When scientists and doctors are not software developers and they want to create apps to help with clinical trials or drug discovery, how are they going to use big data and AI on a day-to-day basis?
Scientists that are more in the analytics space -- for instance, bioinformaticians or chemists -- they’re doing analytical work on data, but they may not understand or be able to easily, for instance, spin up VC2 instances, or think through the technical structure to build those applications. GenAI, particularly with the ability to create new applications on the fly or create insights from data, can leapfrog the necessity to build an abstraction layer for the scientists and allow them to do that more on their own.
What’s the outlook for AI use in clinical trials and drug discovery?
I’m bullish about the potential to discover cures for diseases much more quickly as a result of generative AI, but also improvements in the healthcare space as well.
I think there’s a lot of promise connected to clinical trials. We have customers that work in gathering and interpreting imaging data, medical imaging data from clinical trials, and then being able to provide that metadata back to their customers. I think the ability to interpret those images, and also potentially correct those images in ways that were not part of the protocol as well as the ability to generate new cloud images and to train traditional models more efficiently, are all areas of promise, [as is] the medical imaging space.
What should other CIOs take away from what healthcare and life science companies are doing when it comes to generative AI?
What health and life sciences companies are doing very well in successful implementations is identifying uses of generative AI that are ROI-positive for them.

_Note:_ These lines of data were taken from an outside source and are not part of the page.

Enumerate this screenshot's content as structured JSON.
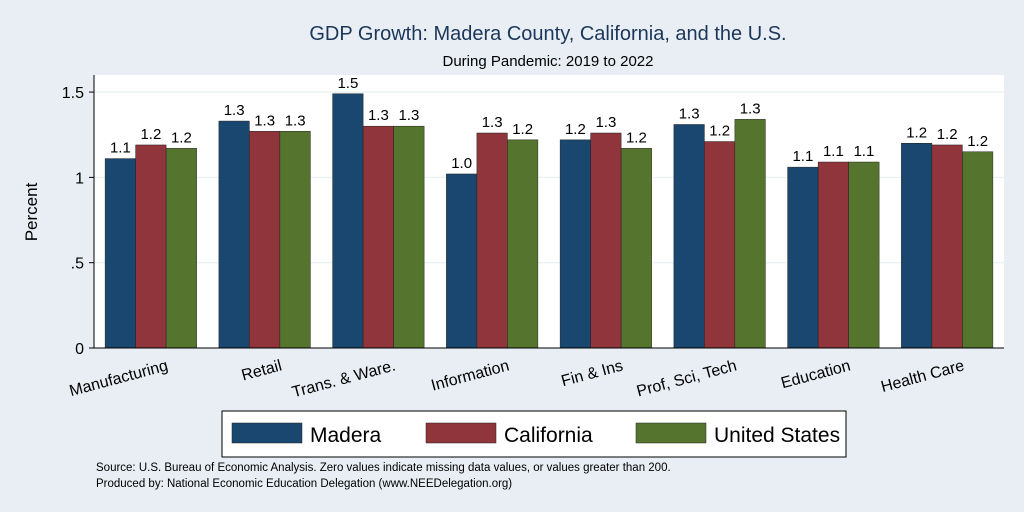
{
  "chart_data": {
    "type": "bar",
    "title": "GDP Growth: Madera County, California, and the U.S.",
    "subtitle": "During Pandemic: 2019 to 2022",
    "ylabel": "Percent",
    "ylim": [
      0,
      1.6
    ],
    "yticks": [
      {
        "value": 0,
        "label": "0"
      },
      {
        "value": 0.5,
        "label": ".5"
      },
      {
        "value": 1,
        "label": "1"
      },
      {
        "value": 1.5,
        "label": "1.5"
      }
    ],
    "grid": true,
    "legend_position": "bottom",
    "categories": [
      "Manufacturing",
      "Retail",
      "Trans. & Ware.",
      "Information",
      "Fin & Ins",
      "Prof, Sci, Tech",
      "Education",
      "Health Care"
    ],
    "series": [
      {
        "name": "Madera",
        "color": "#1a476f",
        "values": [
          1.11,
          1.33,
          1.49,
          1.02,
          1.22,
          1.31,
          1.06,
          1.2
        ],
        "labels": [
          "1.1",
          "1.3",
          "1.5",
          "1.0",
          "1.2",
          "1.3",
          "1.1",
          "1.2"
        ]
      },
      {
        "name": "California",
        "color": "#90353b",
        "values": [
          1.19,
          1.27,
          1.3,
          1.26,
          1.26,
          1.21,
          1.09,
          1.19
        ],
        "labels": [
          "1.2",
          "1.3",
          "1.3",
          "1.3",
          "1.3",
          "1.2",
          "1.1",
          "1.2"
        ]
      },
      {
        "name": "United States",
        "color": "#55752f",
        "values": [
          1.17,
          1.27,
          1.3,
          1.22,
          1.17,
          1.34,
          1.09,
          1.15
        ],
        "labels": [
          "1.2",
          "1.3",
          "1.3",
          "1.2",
          "1.2",
          "1.3",
          "1.1",
          "1.2"
        ]
      }
    ]
  },
  "notes": {
    "source": "Source: U.S. Bureau of Economic Analysis. Zero values indicate missing data values, or values greater than 200.",
    "produced": "Produced by: National Economic Education Delegation (www.NEEDelegation.org)"
  },
  "colors": {
    "background": "#e8eef4",
    "plot_background": "#ffffff",
    "title": "#1c3659"
  }
}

They are high-value use cases like replacing very manual tasks humans were doing, or if it was error-prone.
Think through the use-case selection from the very beginning, and make sure you’re not just doing something to say you’re using GenAI inside of your organization, but that you’re trying to think strategically about how it’s advancing. [Consider] the mission of your company, either from an IP perspective, or creating greater efficiencies, so that you can do your core work better, is one key area. The other is really thinking through the data security and data access, and so I think that is something that healthcare and life sciences companies are thinking through because they’re regulated industries from the beginning.